Donc procès en diffamation, P. Gomont demandant au Tribunal correctionnel de Caen de :

- Condamner D. Ragueneau à payer à P. Gomont une somme de 10.000 € à titre de dommages et intérêts en indemnisation de son préjudice moral.

- Condamner D. Ragueneau à payer à P. Gomont une somme de 4.000 € en application de l'article 475-1 du Code de Procédure pénale.

Excusez du peu ! Mais laissons la Justice apprécier les arguments de chacune des parties...

 

Pour information, cette plainte en diffamation qui devait être plaidée le 10 décembre 2015 a été reportée au 21 janvier 2016, puis au 15 mars 2016, puis au 29 mars 2016, toujours à la demande de la partie plaignante.

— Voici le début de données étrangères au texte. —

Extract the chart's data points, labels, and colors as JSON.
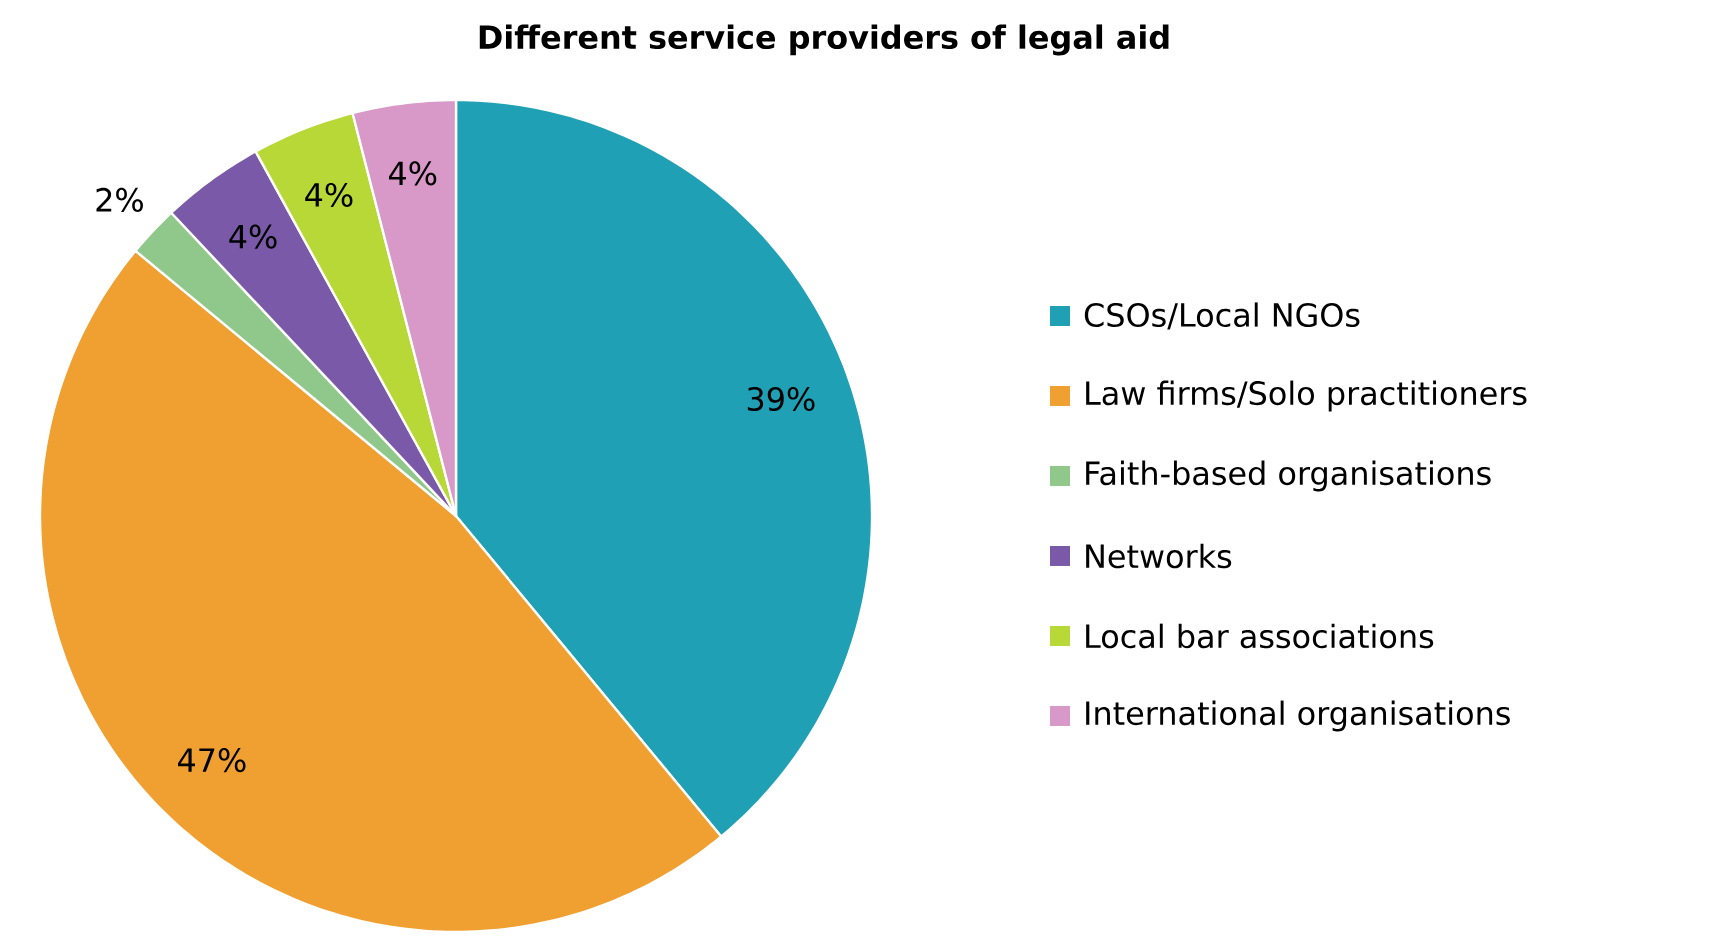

Il est très étonnant que quelqu’un estimant son honneur et sa réputation bafoués s’amuse à retarder volontairement l’action en réparation de la Justice. Comme si Patrick Gomont qui « fait de la politique au sens noble du terme »[1], « qui veut laver son honneur »[2] voulait en fait gagner du temps. Comme s’il utilisait le Tribunal correctionnel, le Procureur Général et le Juge à des fins autres que l’objet de sa plainte. En d’autres termes, ce procès en diffamation est un écran de fumée destiné à masquer un fait majeur et déterminant : dans sa précipitation pour favoriser ses amis Hébert, Patrick Gomont, conseillé par Alain Quoniam, directeur juridique de la mairie de Bayeux, et par Maître Raux, notaire chargé de la vente, a vendu le bâtiment de l’Orangerie et le terrain le jouxtant de manière totalement illégale pour pas moins de cinq raisons, toutes juridiquement recevables. On ne peut agir de la sorte sans être mû par de très sérieuses motivations…

 

C’est la raison pour laquelle Denis Ragueneau a patiemment attendu le 16 février 2016 pour introduire une action en justice contre les décisions prises en séance du Conseil municipal de Bayeux les 4 février et 16 décembre 2015. En effet, l’initiative du maire de faire voter à la sauvette la décision n° 29 pour tenter 7 mois après la vente de lui donner un vernis de légalité, n’aurait plus été attaquable après cette date.

 


[1] La Renaissance – Le Bessin du 6/10/2015, page 7, article : Le maire porte plainte pour diffamation.

 

 

Requête introductive d'instance contre la Commune de Bayeux

 

CE QUI EST CONTESTÉ

 

La Commune de Bayeux a cédé une partie de son domaine à Monsieur et Madame HEBERT par acte en date du 7 mai 2015.

Cet acte de cession porte sur un bâtiment sis allée de l’Orangerie, 2 et 4 Place du Québec à Bayeux.

Ce bâtiment est situé sur une parcelle cadastrée AL 211.

L’acte porte également sur un terrain de 1 075 m2 cadastré AL 290 et AL 288.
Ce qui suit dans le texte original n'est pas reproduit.